Start für Gremium zum Wegebau Bärenmühle

Ausschuss sichtet Akten

Frankenau. Vier dicke Ordner gilt es für die Mitglieder des Akteneinsichts-Ausschusses zum Wegebau an der Bärenmühle durchzuarbeiten. Am Mittwochabend fand dazu das erste Treffen in der Verwaltung statt. Schnell war klar, dass sich die acht Mitglieder des Haupt- und Finanzausschusses, der diese Aufgabe übernommen hat, nach strikten Formalien richten müssen. Und dass es womöglich nicht bei den bislang anberaumten zwei Sitzungen mit je zwei Stunden bleiben wird.
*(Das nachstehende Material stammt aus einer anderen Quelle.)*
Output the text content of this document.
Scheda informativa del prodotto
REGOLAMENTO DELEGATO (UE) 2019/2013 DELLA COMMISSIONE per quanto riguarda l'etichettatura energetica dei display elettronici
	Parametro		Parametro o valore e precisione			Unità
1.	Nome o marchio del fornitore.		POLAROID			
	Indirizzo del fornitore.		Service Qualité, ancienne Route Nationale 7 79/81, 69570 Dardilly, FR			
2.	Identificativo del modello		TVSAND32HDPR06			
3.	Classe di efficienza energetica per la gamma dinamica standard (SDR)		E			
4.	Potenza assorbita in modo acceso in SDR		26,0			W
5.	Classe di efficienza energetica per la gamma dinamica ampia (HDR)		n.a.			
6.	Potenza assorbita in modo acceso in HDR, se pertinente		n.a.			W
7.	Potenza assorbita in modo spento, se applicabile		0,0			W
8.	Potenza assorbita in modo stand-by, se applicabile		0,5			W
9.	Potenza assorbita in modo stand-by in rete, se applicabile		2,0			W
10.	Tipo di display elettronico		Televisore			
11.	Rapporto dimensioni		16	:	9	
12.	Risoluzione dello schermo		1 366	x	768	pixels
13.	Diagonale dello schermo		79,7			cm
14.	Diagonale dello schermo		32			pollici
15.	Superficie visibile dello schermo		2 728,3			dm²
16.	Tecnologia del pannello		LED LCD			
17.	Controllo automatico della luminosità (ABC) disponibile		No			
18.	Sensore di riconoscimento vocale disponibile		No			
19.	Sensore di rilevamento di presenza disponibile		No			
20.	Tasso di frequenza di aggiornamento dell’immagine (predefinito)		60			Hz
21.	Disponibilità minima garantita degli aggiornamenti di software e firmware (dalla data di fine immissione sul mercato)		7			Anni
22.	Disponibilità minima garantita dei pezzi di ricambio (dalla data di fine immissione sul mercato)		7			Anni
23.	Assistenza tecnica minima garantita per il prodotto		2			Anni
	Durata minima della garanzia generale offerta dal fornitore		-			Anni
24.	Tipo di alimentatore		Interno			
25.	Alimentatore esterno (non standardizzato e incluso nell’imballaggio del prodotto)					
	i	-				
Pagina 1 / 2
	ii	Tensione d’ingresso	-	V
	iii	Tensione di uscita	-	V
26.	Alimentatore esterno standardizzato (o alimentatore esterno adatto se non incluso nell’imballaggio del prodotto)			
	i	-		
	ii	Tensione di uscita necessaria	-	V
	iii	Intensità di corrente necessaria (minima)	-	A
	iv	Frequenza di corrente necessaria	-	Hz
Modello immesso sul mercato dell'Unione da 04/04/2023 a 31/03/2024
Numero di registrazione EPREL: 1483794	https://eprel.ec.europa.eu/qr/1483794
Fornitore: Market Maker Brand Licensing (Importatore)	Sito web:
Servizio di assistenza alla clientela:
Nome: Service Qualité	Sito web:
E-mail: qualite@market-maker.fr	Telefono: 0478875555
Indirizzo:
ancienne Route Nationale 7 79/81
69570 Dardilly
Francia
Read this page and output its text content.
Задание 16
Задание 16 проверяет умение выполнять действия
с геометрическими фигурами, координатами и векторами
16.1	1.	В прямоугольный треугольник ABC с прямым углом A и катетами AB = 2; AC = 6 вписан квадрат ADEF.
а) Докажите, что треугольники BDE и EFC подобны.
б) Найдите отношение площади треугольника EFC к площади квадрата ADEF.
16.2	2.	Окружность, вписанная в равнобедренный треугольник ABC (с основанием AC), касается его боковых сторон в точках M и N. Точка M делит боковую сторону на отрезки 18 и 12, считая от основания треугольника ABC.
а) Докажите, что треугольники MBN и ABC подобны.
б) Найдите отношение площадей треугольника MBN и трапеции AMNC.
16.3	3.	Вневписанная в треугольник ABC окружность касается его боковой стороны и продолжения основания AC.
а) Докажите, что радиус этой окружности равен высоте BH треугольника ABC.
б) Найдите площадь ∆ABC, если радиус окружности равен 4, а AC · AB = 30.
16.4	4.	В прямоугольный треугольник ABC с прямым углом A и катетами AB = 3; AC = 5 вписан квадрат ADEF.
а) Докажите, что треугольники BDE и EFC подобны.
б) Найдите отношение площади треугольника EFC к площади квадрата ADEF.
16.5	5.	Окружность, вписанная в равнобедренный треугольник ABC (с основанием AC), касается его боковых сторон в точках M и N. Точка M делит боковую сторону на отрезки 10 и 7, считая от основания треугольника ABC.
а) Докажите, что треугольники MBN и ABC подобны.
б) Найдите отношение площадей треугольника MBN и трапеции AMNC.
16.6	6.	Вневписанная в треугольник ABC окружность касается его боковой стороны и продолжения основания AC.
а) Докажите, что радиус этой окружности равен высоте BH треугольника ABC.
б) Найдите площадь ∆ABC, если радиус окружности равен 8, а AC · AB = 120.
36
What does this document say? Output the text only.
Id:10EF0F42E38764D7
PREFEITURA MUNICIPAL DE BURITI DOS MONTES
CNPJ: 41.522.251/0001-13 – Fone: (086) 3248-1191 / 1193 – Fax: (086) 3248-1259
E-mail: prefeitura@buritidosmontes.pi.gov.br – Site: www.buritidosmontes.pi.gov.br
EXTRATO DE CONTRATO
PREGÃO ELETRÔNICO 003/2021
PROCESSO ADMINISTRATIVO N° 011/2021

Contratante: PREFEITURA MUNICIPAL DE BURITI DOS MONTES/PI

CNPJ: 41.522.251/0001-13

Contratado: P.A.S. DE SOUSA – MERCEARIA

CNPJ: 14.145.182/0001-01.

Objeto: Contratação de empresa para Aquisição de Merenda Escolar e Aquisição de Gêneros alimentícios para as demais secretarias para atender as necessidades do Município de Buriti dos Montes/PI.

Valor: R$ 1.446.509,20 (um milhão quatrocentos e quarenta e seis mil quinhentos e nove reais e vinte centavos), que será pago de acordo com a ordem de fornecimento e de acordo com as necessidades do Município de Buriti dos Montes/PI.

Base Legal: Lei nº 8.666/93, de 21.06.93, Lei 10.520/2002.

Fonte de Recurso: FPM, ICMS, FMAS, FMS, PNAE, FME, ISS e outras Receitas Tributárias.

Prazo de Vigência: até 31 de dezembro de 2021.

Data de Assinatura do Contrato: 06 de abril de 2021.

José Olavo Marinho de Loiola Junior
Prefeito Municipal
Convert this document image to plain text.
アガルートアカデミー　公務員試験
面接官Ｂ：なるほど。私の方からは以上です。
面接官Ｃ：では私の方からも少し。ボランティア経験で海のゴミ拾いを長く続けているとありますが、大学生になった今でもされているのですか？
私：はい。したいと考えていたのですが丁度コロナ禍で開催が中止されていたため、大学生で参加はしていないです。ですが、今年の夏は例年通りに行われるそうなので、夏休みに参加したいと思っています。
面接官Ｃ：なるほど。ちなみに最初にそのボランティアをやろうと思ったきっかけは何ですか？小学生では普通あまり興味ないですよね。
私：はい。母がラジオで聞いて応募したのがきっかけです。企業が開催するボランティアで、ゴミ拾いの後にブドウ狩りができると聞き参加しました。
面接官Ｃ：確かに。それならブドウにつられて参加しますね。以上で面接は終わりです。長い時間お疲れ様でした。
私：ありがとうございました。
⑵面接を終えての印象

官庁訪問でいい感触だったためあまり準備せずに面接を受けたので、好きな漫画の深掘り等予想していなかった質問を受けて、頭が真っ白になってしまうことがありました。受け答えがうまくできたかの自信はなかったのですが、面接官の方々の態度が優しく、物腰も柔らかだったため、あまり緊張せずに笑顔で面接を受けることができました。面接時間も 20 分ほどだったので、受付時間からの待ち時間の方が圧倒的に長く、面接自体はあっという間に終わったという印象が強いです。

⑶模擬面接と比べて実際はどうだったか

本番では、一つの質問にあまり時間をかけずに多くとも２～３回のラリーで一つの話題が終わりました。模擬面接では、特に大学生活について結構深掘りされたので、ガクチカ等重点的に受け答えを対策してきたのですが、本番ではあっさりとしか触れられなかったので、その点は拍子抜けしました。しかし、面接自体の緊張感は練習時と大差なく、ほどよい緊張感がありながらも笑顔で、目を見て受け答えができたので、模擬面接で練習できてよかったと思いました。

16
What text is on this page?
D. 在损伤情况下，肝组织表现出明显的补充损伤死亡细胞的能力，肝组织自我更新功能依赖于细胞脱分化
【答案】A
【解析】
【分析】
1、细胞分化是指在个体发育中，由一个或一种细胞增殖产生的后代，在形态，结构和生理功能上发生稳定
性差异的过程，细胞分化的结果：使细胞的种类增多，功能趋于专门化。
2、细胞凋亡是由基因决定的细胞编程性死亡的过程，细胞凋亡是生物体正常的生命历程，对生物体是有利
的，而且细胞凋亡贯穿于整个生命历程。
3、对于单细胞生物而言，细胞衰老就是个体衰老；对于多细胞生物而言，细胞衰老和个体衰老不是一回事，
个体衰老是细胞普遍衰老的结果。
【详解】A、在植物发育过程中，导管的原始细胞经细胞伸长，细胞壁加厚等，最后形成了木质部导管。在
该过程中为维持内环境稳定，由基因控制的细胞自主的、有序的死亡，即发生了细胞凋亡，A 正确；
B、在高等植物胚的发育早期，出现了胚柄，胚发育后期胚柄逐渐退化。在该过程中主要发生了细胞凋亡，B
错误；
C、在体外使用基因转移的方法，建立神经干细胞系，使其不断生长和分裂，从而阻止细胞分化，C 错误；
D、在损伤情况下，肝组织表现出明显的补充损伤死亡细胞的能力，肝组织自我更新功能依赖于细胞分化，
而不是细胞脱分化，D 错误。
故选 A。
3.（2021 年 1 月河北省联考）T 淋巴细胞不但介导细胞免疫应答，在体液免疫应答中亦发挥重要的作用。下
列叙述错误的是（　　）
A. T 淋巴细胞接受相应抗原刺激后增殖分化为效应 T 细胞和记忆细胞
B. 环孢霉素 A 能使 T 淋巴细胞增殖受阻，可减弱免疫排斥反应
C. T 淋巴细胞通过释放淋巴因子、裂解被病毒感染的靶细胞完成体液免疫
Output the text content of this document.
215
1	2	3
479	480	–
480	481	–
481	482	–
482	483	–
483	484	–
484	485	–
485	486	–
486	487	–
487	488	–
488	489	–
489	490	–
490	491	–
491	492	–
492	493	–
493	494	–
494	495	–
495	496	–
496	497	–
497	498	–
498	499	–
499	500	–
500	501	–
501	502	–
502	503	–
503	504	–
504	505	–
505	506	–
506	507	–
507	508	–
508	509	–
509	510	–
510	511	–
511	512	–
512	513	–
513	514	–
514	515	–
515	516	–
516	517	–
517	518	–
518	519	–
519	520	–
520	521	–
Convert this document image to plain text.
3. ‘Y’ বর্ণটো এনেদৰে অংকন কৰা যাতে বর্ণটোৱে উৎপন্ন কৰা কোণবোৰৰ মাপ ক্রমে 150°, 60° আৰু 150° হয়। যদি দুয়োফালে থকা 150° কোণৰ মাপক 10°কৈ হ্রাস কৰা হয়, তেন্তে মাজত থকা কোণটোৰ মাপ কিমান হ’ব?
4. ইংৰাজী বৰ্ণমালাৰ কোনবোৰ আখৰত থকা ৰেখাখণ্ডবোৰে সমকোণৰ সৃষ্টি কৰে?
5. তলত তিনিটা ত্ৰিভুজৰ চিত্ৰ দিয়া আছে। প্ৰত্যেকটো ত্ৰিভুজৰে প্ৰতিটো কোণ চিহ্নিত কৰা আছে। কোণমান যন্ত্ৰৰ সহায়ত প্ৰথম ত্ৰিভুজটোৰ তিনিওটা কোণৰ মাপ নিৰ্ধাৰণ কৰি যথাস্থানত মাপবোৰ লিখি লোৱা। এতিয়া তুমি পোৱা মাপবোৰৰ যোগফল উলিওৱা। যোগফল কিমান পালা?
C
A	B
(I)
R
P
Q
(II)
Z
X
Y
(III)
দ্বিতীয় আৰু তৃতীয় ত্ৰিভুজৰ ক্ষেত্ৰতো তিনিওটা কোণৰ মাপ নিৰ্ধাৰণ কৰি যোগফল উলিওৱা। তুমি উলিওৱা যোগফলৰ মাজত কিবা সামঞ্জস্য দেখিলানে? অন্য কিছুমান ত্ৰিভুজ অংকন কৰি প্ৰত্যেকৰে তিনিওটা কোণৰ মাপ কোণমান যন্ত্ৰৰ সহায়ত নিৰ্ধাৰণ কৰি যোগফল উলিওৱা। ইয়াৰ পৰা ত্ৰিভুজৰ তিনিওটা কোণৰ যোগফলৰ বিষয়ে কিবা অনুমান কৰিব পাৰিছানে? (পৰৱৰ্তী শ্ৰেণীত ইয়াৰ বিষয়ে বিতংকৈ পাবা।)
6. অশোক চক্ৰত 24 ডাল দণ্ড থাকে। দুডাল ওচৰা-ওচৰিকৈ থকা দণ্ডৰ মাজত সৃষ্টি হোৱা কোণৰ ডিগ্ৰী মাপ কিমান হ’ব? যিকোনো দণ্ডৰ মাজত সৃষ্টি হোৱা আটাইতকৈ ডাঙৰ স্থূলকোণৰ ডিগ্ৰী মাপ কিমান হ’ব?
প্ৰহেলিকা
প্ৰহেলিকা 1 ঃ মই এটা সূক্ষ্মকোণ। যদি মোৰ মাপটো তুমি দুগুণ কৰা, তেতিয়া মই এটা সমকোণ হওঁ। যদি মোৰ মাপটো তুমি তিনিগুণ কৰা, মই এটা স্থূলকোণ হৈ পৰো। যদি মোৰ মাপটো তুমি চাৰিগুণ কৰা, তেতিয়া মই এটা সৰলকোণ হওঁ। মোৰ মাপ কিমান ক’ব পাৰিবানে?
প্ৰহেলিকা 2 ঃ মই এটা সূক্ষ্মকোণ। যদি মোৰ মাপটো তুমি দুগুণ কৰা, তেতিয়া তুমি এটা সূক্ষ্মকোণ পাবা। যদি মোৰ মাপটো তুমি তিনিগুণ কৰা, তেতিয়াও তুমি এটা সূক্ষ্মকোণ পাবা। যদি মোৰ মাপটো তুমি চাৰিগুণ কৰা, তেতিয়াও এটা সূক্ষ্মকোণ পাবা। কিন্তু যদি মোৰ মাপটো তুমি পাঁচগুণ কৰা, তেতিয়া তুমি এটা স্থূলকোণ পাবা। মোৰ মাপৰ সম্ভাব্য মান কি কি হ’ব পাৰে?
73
Bürgermeister Björn Brede stellte für alle Beteiligten und die Öffentlichkeit – zahlenmäßig in etwa so stark wie der Ausschuss selbst – die Regeln vor, die die Verwaltung auf Anfrage vom Hessischen Städte- und Gemeindebund erhalten hatte. Demnach ist die Einsicht in die Akten tatsächlich nur den Mitgliedern des Ausschusses vorbehalten – so muss die Öffentlichkeit beispielsweise entsprechend Abstand halten, um nicht mitlesen zu können. Auch dürften keine Kopien oder Abschriften der Akten gemacht werden, Notizen seien den Ausschussmitgliedern gleichwohl erlaubt.

Auf Ablauf einigen

Dies mache das Vorgehen nicht gerade einfach, merkte Ausschussvorsitzender Harald Koch (SPD) an. Das gleichzeitige Einlesen in einen Ordner mit acht Leuten sei unmöglich. Auch könne man die Dokumente nicht einfach per Beamer an die Wand werfen, denn dann müsse man zuvor die Öffentlichkeit ausschließen.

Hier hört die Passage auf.